Cuiabá, 19 de janeiro de 2021

Prazos para suspensão de contratos e redução da jornada de trabalho são tema de entrevista

Por: Ana Claudia Fortes - 18 de agosto de 2020

Juíza Karina Rigato

O tema da entrevista transmitido pela Rádio TRT FM 104.3, é sobre o decreto 10.422/2020, que ampliou os prazos para a suspensão de contratos e redução da jornada de trabalho neste período de restrições causadas pela pandemia do novo coronavírus. O tema é abordado pela juíza da Vara do Trabalho de Alto Araguaia, Karina Rigato.

Quanto às principais mudanças trazidas pelo novo decreto e até quando valem:

Dentre as várias medidas estabelecidas por esse novo ato normativo estão as prorrogações do prazo para a adoção da redução proporcional de jornada e salário e também para suspensão temporária do contrato de trabalho, que agora contam com o prazo máximo de 120 dias, conforme os artigos 2º e 3º do Decreto 10.422/2020.

Assim, se a empresa fez inicialmente acordo de redução proporcional de jornada e de salário por 90 dias, pode acrescer mais 30 dias a fim de totalizar no máximo 120 dias de eficácia. Da mesma forma para a temática da suspensão temporária do contrato de trabalho, que era previsto inicialmente o prazo máximo de 60 dias e também foi ampliado.

Sobre o fracionamento da suspensão do contrato:

A suspensão temporária do contrato de trabalho passa a ser aplicável de maneira facionada, em período sucessivos ou então intercalados, desde que iguais ou superiores a 10 dias e que não exceda o prazo máximo de 120 dias. Então, eu não posso suspender por um período menor do que 10 dias e no prazo total da suspensão não pode passar de 120 dias.

Em relação a quem já adotou uma das medidas e queira alterar:

A empresa pode utilizar mais de uma medida. Isso vai depender da necessidade dela e do período, conforme a demanda. Digamos, por exemplo, que num primeiro momento em que as atividades foram completamente paralisadas houve a necessidade de suspensão total dos contratos do trabalho. Então, ela pode ter suspendido os contratos de trabalho por 60 dias. Passado esse primeiro momento, houve a retomada gradativa da atividade. Então, ela passou a adotar por 30 dias a redução da jornada. Passados esses 30 dias, digamos que houvesse a necessidade de adequação dessa jornada e aí a redução pode ser prorrogada por mais no máximo 30 dias. Ou seja, todas as medidas elas não podem ultrapassar o período de 120 dias e isso é feito conforme a necessidade.

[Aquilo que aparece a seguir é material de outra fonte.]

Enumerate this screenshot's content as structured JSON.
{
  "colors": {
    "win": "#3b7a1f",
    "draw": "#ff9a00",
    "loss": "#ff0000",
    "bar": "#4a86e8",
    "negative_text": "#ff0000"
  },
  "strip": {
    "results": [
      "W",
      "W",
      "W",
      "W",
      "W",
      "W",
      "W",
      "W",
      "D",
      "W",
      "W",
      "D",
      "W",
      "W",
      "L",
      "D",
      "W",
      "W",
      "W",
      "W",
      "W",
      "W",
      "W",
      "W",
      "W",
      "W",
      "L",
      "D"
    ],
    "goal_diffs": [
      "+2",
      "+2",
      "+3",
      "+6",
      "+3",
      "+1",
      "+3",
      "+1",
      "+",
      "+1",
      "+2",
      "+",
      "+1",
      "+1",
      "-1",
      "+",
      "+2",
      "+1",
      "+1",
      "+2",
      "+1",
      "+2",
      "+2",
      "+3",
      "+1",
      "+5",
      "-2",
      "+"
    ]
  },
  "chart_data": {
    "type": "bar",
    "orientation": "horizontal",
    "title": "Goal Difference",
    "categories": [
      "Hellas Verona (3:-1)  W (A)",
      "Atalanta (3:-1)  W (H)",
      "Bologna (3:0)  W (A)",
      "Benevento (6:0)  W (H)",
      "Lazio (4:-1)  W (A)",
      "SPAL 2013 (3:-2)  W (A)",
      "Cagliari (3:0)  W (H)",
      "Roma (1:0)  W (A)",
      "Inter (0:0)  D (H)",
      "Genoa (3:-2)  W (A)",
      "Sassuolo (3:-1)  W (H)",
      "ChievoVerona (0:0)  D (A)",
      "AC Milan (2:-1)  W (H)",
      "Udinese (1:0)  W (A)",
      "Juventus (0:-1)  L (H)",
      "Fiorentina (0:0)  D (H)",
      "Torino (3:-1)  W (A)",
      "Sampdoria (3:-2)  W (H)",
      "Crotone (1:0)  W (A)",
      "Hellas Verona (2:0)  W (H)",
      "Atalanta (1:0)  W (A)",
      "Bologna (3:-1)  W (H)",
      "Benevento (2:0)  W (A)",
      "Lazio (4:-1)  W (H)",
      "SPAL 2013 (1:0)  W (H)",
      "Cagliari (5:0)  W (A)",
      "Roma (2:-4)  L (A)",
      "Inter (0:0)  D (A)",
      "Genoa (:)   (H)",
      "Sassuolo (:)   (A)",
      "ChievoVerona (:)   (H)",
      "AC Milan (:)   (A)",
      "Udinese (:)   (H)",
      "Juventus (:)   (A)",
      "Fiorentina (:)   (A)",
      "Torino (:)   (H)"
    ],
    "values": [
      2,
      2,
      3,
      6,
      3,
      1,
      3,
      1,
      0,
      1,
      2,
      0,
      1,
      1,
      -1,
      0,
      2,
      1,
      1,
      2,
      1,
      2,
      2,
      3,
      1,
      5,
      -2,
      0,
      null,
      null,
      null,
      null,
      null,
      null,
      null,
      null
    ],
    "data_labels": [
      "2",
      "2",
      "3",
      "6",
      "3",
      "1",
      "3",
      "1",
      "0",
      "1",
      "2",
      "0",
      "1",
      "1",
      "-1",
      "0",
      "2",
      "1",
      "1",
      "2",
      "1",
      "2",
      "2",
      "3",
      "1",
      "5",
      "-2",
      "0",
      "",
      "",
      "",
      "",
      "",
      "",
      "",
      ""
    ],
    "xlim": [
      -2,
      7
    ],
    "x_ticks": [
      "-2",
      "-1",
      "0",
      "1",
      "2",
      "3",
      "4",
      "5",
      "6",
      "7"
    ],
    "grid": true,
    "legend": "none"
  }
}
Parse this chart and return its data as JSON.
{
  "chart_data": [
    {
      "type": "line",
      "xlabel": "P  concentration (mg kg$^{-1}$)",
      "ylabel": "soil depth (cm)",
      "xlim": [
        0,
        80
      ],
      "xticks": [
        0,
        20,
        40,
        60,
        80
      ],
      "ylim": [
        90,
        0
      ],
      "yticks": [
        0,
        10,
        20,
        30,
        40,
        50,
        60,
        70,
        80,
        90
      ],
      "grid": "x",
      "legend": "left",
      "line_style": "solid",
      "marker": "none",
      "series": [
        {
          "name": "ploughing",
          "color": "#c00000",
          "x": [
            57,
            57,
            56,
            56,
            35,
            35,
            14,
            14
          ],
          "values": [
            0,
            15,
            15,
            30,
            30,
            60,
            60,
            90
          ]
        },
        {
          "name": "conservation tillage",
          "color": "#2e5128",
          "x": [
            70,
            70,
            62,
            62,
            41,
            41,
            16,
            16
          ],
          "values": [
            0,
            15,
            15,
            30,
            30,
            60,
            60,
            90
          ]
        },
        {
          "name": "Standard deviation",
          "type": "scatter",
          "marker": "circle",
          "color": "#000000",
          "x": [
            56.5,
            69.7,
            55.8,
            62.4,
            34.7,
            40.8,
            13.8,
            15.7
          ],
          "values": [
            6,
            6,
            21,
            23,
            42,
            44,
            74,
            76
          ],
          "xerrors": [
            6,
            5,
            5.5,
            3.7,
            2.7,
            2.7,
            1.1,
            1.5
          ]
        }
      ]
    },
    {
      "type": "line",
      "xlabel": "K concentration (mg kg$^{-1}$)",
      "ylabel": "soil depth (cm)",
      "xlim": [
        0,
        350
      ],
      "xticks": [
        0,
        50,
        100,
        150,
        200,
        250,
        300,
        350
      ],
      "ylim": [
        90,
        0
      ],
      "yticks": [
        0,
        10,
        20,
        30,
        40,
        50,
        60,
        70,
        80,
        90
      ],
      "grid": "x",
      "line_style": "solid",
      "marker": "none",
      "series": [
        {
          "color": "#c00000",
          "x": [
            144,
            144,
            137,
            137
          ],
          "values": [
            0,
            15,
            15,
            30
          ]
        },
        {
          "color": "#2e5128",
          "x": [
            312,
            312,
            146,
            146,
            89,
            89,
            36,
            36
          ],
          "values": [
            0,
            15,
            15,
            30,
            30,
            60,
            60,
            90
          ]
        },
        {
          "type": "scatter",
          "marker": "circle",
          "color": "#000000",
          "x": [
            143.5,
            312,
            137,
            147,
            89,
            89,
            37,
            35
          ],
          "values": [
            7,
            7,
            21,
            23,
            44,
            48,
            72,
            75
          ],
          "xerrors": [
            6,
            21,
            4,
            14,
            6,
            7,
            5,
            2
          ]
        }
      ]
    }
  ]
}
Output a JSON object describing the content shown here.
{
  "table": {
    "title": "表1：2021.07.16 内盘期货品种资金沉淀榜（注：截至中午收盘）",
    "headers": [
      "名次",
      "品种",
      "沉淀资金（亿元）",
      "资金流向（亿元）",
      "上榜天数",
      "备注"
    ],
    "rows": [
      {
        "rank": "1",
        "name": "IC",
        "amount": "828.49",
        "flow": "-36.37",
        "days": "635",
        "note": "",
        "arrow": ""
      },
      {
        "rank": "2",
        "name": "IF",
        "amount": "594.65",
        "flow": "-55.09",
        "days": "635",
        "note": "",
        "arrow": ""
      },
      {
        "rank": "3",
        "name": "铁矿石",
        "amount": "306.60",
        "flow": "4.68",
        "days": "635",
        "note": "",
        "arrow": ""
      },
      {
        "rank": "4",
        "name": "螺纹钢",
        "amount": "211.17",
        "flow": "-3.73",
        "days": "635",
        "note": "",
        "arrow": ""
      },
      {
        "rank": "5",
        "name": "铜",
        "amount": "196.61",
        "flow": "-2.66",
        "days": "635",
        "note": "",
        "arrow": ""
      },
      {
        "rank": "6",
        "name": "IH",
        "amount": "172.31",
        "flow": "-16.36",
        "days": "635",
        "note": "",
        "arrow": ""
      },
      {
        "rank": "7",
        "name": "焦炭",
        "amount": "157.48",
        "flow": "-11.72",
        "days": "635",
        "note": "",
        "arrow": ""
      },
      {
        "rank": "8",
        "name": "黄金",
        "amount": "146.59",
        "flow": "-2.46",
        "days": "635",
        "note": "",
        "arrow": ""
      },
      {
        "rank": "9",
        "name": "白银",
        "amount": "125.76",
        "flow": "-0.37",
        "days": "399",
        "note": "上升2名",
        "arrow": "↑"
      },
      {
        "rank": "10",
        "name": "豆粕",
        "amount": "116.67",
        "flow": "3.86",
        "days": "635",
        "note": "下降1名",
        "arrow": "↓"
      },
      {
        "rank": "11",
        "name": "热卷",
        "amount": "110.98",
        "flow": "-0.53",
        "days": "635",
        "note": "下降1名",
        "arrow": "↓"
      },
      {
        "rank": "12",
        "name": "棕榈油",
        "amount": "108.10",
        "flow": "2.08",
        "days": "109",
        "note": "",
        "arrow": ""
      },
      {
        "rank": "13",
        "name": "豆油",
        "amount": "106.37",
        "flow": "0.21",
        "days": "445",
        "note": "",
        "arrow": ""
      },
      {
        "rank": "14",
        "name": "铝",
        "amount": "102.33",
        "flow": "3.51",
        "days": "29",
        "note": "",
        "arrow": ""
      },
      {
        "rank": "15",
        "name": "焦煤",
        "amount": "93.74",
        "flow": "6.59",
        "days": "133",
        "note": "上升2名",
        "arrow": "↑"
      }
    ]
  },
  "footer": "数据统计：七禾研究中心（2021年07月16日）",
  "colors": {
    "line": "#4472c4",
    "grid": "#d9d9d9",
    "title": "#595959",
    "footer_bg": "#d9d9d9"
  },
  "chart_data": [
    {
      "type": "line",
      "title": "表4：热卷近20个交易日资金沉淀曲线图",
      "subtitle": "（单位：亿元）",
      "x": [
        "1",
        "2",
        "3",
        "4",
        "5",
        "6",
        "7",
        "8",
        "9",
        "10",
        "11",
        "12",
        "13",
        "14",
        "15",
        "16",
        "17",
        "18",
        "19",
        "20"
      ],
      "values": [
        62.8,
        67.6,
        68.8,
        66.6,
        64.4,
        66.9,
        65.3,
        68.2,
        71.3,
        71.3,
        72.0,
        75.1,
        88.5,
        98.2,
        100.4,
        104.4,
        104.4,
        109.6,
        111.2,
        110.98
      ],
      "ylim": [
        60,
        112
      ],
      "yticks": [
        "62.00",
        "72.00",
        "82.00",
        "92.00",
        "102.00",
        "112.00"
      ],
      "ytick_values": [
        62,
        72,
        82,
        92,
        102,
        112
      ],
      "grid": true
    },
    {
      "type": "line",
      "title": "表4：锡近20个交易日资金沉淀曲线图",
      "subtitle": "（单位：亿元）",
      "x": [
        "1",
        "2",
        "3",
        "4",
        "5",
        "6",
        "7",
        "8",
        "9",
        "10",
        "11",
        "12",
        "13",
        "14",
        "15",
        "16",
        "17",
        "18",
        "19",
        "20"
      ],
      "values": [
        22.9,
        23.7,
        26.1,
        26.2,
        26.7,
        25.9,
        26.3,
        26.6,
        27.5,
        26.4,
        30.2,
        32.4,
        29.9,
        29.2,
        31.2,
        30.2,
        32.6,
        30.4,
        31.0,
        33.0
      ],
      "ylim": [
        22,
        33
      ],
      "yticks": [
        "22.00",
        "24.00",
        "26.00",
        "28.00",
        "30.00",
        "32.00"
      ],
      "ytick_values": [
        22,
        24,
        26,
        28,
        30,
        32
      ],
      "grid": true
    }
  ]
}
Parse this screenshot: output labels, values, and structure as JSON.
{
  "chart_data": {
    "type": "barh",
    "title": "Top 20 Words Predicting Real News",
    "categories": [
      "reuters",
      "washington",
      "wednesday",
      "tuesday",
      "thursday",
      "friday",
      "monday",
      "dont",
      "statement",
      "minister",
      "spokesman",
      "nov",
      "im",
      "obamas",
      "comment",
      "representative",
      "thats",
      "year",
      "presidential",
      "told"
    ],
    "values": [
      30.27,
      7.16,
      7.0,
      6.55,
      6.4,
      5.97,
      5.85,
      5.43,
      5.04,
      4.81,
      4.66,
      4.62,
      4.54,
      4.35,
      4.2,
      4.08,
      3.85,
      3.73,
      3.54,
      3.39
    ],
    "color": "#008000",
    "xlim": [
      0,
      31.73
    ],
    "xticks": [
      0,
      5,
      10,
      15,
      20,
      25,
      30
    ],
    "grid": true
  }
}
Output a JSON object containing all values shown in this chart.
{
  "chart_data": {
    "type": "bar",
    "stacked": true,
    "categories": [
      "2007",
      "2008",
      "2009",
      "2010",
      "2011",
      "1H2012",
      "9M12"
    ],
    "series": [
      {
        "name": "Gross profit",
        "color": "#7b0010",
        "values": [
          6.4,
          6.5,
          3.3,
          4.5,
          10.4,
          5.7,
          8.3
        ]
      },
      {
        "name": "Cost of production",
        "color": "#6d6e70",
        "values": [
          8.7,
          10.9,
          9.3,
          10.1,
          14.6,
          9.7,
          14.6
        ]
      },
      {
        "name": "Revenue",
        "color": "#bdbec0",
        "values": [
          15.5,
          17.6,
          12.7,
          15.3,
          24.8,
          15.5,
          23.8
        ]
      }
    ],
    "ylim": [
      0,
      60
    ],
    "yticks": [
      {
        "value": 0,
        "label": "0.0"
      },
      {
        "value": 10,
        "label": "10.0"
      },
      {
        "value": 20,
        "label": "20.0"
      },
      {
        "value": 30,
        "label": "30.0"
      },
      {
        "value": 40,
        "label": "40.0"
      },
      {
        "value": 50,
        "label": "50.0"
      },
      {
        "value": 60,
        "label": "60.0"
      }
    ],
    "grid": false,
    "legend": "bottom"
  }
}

Se a concordância ou não do empregado com a redução de jornada de trabalho e salário:

O empregado não é obrigado a concordar, seja com a redução proporcional da jornada e salário ou mesmo com a suspensão temporária do seu contrato de trabalho, até mesmo porque essas são medidas de acordos. Então, para que elas sejam implementadas, necessariamente o empregado tem que concordar. Entretanto, tem que se ter em vista que essas medidas não podem ser adotadas com o intuito fraudulento. Por exemplo, às vezes a empresa não suspendeu efetivamente o contrato de trabalho e determina que o empregado permaneça em casa, mas trabalhando, fazendo trabalho remoto trabalho, a distância. Nesse caso, há desvirtuamento dessa contratação pelo empregador e esse contrato é inválido, inclusive o empregador vai responder por isso. Então, nesse caso, pode acontecer a recusa.

Sobre estabilidade no trabalho:

As empresas que queiram fazer o uso dessas medidas elas devem garantir o emprego durante a medida e no período posterior pelo mesmo tempo do acordo. Então, digamos que uma empresa tenha feito um acordo com seu empregado para redução proporcional da jornada e salário por 30 dias. Durante os 30 dias ela não pode dispensar o empregado sem justa causa, nem pelo mesmo período após o trabalho ser normalizado. Então, nesse exemplo, o total seria 60 dias.

Importante lembrar que nesse período ela não pode mandar embora sem justa causa. Entretanto, uma dispensa por justa causa pode ocorrer, assim também como o empregado pode pedir demissão. E se por acaso a empresa dispensar, o empregado tem direito a alguma indenização? Tem sim! O empregado tem direito a uma indenização equivalente a uma parcela do salário a que teria direito durante o período de garantia. A lei e o decreto vêm especificando os casos: 50% para quem teve redução de jornada inferior a 50%; 75% do salário para quem teve redução de jornada de 50% até menos de 70%; e de 100% para redução de 70% até a suspensão temporária do contrato de trabalho.